This invention relates to a multiple input signal high-speed analog-digital converter circuit for converting a number of analog signals into digital signals at high speed.
A multiple input signal analog-digital converter circuit finds use in devices such as a combinatorial weighing apparatus.
A combinatorial weighing apparatus operates by supplying a plurality of weighing machines with articles to be weighed, computing combinations based on weight values obtained from the weighing machines, selecting a combination giving a total combined weight value equal or closest to a target weight, and discharging the articles solely from those weighing machines corresponding to the selected combination, thereby providing a batch of weighed articles having a weight equal or closest to the target weight.

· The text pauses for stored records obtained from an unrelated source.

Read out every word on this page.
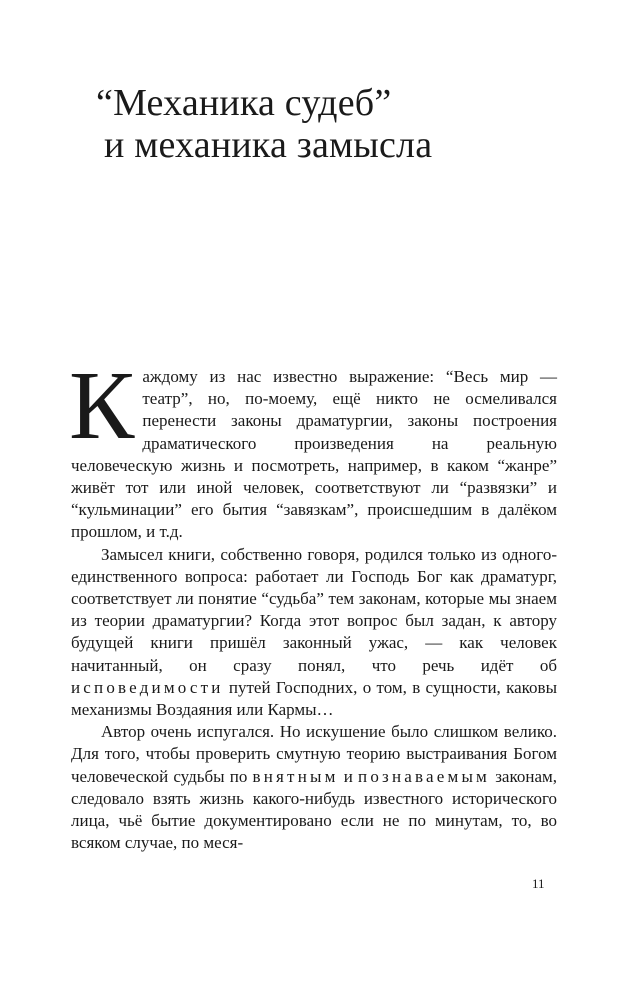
“Механика судеб”
и механика замысла

Каждому из нас известно выражение: “Весь мир — театр”, но, по-моему, ещё никто не осмеливался перенести законы драматургии, законы построения драматического произведения на реальную человеческую жизнь и посмотреть, например, в каком “жанре” живёт тот или иной человек, соответствуют ли “развязки” и “кульминации” его бытия “завязкам”, происшедшим в далёком прошлом, и т.д.

Замысел книги, собственно говоря, родился только из одного-единственного вопроса: работает ли Господь Бог как драматург, соответствует ли понятие “судьба” тем законам, которые мы знаем из теории драматургии? Когда этот вопрос был задан, к автору будущей книги пришёл законный ужас, — как человек начитанный, он сразу понял, что речь идёт об исповедимости путей Господних, о том, в сущности, каковы механизмы Воздаяния или Кармы…

Автор очень испугался. Но искушение было слишком велико. Для того, чтобы проверить смутную теорию выстраивания Богом человеческой судьбы по внятным и познаваемым законам, следовало взять жизнь какого-нибудь известного исторического лица, чьё бытие документировано если не по минутам, то, во всяком случае, по меся-

11
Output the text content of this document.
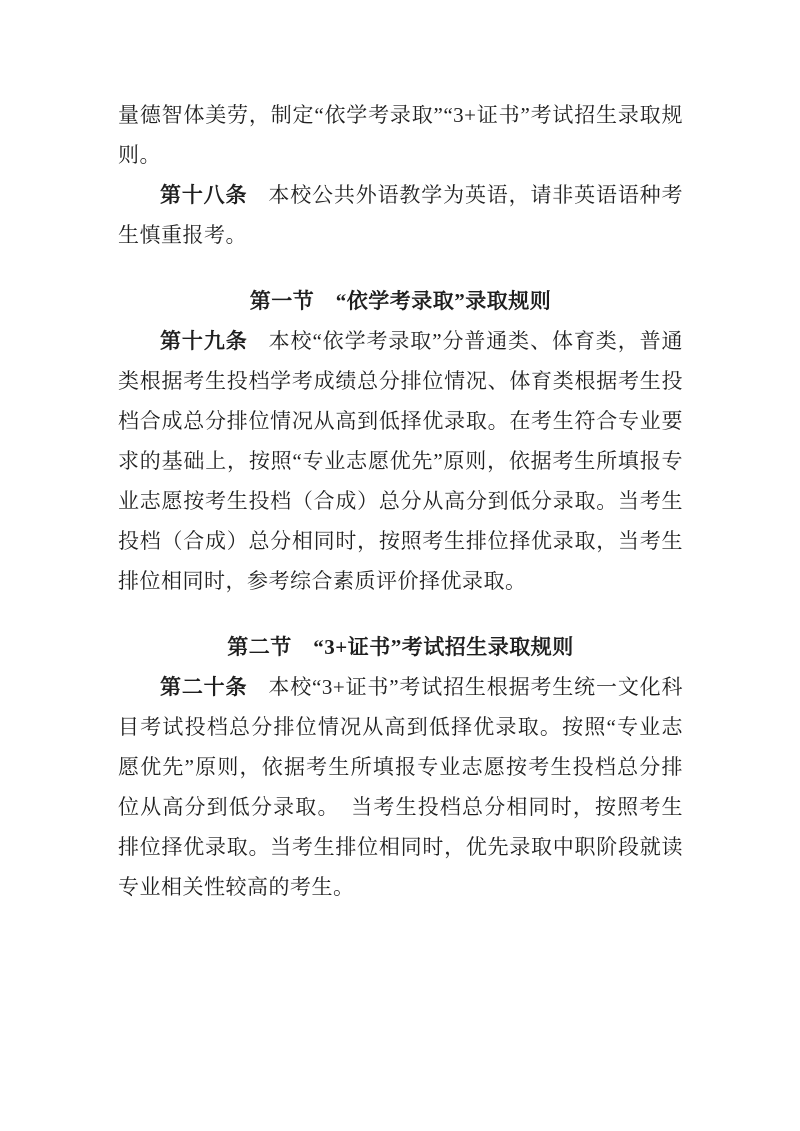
量德智体美劳，制定“依学考录取”“3+证书”考试招生录取规则。

第十八条 本校公共外语教学为英语，请非英语语种考生慎重报考。

第一节　“依学考录取”录取规则

第十九条 本校“依学考录取”分普通类、体育类，普通类根据考生投档学考成绩总分排位情况、体育类根据考生投档合成总分排位情况从高到低择优录取。在考生符合专业要求的基础上，按照“专业志愿优先”原则，依据考生所填报专业志愿按考生投档（合成）总分从高分到低分录取。当考生投档（合成）总分相同时，按照考生排位择优录取，当考生排位相同时，参考综合素质评价择优录取。

第二节　“3+证书”考试招生录取规则

第二十条 本校“3+证书”考试招生根据考生统一文化科目考试投档总分排位情况从高到低择优录取。按照“专业志愿优先”原则，依据考生所填报专业志愿按考生投档总分排位从高分到低分录取。　当考生投档总分相同时，按照考生排位择优录取。当考生排位相同时，优先录取中职阶段就读专业相关性较高的考生。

Such a combinatorial weighing apparatus will now be described briefly with reference to FIG. 1. The apparatus includes load cells 10.sub.-1, 10.sub.-2 . . . 10.sub.-n for sensing the weight of articles introduced into the respective weighing hoppers belonging to n weighing machines. Each load cell produces a weight signal, namely an analog value indicative of the weight sensed thereby. The weight signals from these load cells 10.sub.-1, 10.sub.-2 . . . 10.sub.-n are applied as multiple input signals S.sub.1, S.sub.2 . . . S.sub.n to a multiplexer 13 via amplifier circuits 11.sub.-1, 11.sub.-2 . . . 11.sub.-n and filters 12.sub.-1, 12.sub.-2 . . . 12.sub.-n, respectively. The multiplexer 13, which is composed of analog switches or the like, responds to a selection signal S.sub.cl from a computation controller 20, described below, by selectively applying the weight signals S.sub.1, S.sub.2 . . . S.sub.n as a weight data signal S.sub.o to a buffer circuit 14 sequentially in a time series. The buffer circuit 14 delivers the weight data signal S.sub.o received from the multiplexer 13 to a sample/hold circuit 15 upon subjecting the signal to an impendance conversion. The sample/hold circuit 15 repeatedly samples and holds the weight data signal S.sub.o subjected to the impedance conversion by the buffer circuit 14, and delivers the weight data signal to a buffer circuit 17. The latter subjects the signal to an impendance conversion, producing an analog weight data signal S.sub.p which is delivered to an analog-digital converter (A/D converter) 18. The latter digitizes the analog weight data signal S.sub.p to produce a digital output S.sub.d which is applied to a computation controller 20. The latter is composed of a microcomputer and includes a processor (CPU) 21 for performing combinatorial processing, a read-only memory (ROM) 22 for storing a processing program for combinatorial processing, and a random-access memory (RAM) 23 for storing the weight data as well as the results of processing performed by the processor 21. The computation controller 20 computes combinations on the basis of the weight data, selects a combination giving a total combined weight value equal or closest to a target weight, and delivers a drive signal to drive units 25.sub.-1, 25.sub.-2 . . . 25.sub.-n of respective weighing hoppers belonging to those weighing machines which correspond to the selected combination.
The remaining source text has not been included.